07/12/2021 às 10h23min - Atualizada em 07/12/2021 às 10h23min

​O silêncio e a subserviência

Os maiores parceiros da corrupção

Filosofia na Veia
Foto: Ilustração Web.


Dando continuidade ao comentário da semana passada retorno à Michel Foucault em sua penetração no universo do cárcere, quando descortinou toda a insuficiência das leis e regulamentações que chegaram com os ventos da modernidade, entendeu que toda a modernização da visão de encarceramento, que a partir dali deixava de ser punição e vingança para se tornar um processo de reeducação dos transviados da moral social, se perde no silenciamento, protegido pelas quatro paredes do cárcere.

Essa “liberdade”, de adaptar as práticas à legislação, distancia cada vez mais o mundo legal do mundo real, ou seja, corrompe o funcionamento estabelecendo uma “norma”clandestina, que substitui a lei, sem revelar suas inconsistências, se for o caso, ao legislador, em nosso caso um poder da República.

Isso traz um grande prejuízo à sociedade uma vez que estabelece uma prática regulada, à revelia daquela que foi exaustivamente pensada, discutida, avaliada, negociada e por fim aprovada como ideal, possível ou devida.

O serviço público executivo, coordenado pelos governos, deveria ser somente um instrumento de articulação da burocracia no Estado, mas as pessoas que o compõem, desde os autos escalões até aqueles mais próximos ao chão do mundo,invariavelmente “estabelecem” rotinas, vinculadas às suas interpretações das leis e da forma de funcionamento da máquina pública.
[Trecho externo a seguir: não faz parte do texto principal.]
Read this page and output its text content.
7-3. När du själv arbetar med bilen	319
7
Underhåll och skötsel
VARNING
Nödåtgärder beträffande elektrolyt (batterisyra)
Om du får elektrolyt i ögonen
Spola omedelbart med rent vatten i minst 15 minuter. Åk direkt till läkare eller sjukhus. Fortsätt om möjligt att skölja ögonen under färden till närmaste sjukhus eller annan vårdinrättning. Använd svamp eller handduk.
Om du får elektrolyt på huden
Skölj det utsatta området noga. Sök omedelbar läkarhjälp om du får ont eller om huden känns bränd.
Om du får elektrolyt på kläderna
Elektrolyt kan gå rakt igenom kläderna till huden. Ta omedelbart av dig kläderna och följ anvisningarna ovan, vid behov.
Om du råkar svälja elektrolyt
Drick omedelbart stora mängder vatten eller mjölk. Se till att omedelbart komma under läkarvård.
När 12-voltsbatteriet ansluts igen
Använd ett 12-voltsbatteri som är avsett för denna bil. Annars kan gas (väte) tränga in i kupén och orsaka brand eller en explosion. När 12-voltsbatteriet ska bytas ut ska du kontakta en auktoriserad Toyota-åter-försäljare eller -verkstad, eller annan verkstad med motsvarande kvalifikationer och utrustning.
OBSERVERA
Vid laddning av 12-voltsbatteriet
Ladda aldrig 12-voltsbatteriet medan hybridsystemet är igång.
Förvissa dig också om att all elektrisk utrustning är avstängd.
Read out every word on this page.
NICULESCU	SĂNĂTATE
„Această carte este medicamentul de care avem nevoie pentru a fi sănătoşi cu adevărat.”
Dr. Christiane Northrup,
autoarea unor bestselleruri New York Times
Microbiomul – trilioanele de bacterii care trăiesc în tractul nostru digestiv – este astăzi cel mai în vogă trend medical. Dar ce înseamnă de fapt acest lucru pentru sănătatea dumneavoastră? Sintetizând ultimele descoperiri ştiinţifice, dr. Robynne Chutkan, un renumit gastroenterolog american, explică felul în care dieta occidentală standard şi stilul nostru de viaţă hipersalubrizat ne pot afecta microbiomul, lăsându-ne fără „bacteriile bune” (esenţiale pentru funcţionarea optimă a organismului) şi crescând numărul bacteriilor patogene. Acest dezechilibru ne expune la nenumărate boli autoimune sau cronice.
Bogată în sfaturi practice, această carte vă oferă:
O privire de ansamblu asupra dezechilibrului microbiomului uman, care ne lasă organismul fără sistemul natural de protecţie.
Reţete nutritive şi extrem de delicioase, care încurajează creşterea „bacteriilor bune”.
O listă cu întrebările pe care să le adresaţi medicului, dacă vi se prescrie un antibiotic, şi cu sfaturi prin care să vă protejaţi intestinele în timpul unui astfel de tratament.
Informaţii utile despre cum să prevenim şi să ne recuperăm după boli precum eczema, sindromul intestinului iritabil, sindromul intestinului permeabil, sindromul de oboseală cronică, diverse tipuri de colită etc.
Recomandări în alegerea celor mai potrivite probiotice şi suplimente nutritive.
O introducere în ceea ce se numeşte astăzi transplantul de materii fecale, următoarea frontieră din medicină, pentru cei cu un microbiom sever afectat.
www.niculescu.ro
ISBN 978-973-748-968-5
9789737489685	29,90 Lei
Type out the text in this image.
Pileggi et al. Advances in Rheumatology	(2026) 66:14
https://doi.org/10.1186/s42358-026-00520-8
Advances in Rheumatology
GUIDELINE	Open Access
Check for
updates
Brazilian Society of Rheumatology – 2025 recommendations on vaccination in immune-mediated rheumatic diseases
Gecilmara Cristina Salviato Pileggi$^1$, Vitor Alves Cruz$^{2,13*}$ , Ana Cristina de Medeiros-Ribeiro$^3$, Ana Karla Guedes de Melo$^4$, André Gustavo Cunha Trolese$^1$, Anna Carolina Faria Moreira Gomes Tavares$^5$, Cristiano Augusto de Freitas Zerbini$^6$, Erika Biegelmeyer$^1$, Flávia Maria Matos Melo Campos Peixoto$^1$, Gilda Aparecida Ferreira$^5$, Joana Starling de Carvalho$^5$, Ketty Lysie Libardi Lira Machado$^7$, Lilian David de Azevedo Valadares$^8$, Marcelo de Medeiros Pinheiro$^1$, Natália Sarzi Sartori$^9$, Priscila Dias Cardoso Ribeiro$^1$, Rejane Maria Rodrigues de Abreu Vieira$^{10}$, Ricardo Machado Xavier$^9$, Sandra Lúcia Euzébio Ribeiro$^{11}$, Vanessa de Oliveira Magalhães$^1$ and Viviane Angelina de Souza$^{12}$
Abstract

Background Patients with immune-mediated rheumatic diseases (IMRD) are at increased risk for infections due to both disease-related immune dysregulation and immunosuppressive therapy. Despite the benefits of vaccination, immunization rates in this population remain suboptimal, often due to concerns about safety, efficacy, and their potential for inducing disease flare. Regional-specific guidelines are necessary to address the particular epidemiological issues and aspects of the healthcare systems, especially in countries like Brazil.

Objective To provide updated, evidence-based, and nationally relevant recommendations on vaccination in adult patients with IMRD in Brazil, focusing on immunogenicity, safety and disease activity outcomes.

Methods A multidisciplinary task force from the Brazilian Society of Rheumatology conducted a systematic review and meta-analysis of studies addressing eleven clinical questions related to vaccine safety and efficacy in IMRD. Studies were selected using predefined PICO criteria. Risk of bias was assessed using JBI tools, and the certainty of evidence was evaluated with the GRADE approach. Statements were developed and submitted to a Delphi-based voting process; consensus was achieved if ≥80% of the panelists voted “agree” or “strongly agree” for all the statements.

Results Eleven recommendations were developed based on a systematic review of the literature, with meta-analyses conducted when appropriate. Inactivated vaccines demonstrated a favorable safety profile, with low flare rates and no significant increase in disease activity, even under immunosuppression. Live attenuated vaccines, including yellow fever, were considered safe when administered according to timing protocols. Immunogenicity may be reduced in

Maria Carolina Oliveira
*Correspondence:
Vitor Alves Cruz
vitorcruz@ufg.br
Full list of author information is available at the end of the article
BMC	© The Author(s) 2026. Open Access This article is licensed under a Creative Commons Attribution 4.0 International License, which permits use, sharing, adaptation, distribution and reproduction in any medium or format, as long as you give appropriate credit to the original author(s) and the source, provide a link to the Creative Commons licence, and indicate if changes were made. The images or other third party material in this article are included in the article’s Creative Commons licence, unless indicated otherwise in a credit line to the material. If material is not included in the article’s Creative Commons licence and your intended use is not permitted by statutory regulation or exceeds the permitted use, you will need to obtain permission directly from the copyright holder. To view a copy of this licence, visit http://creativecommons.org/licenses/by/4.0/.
Essas rotinas perduram e se tornam heranças que passam de servidor a servidor, muitas vezes por um comportamento automatizado.

Ao final da década de 1980, no florescimento da democracia, logo após a constituinte, participei de uma administração pública em que o chefe de governo estabeleceu um prêmio aos servidores que derrubassem todo “não pode” estabelecido. A experiência foi fantástica, muitas dessas negativas faziam parte de uma herança recebida de servidores mais antigos e praticadas por todos, sem uma verificação de seus valores, inclusive legais.

Esses ajeitamentos ocorrem, comumente na sociedade e no serviço público,contudo, no cárcere, chega a tomar sentido de selvageria humana, uma vez que se trata da vida de pessoas que estão subjugadas ao Estado, mas que percebem suas vidas, efetivamente, nas mãos de outras pessoas, essas outras se sentem soberanas em suas atitudes,e estão sempre protegidas  “no silêncio das quatro paredes” citado por Foucault. 

Essa postura, que resisto a enxergar como cultural, traz um enorme prejuízo para toda a sociedade, por que todo o avanço que o conhecimento e acúmulo de discussão - nos fóruns de pessoas voltadas ao entendimento das questões concernentes ao trato público - se perde na prática do chão do mundo, passamos a viver duas realidades, uma legal e outra real, como se não houvesse conflito e assim, impossibilitando tanto a adequação da legislação, se necessária, quanto sua efetiva aplicação, se apropriada.

Também não posso deixar de ressaltar a deterioração da função educativa do Estado com seu cidadão e, fundamentalmente, com aquele que foi encarcerado por agir em desacordo com a lei. Afinal, se o Estado, por meio de seus representantes, descumpre a lei, transparece a elecomo corrupção e hipocrisia, o Estado como instituição,lhe cobrar o cumprimento.

Problemas dessa magnitude, envolvendo vidas, definindo subjetividades, estabelecendo ilhas de compreensão,precisam ser erradicadas de nossa cultura para crescermos enquanto nação.

Por fim deve ser encarado como corrupção do Estado pelo indivíduo, toda vez que este, na função pública, alterar a aplicação da lei e cabe a toda a sociedade fiscalizar intransigentemente a corrupção.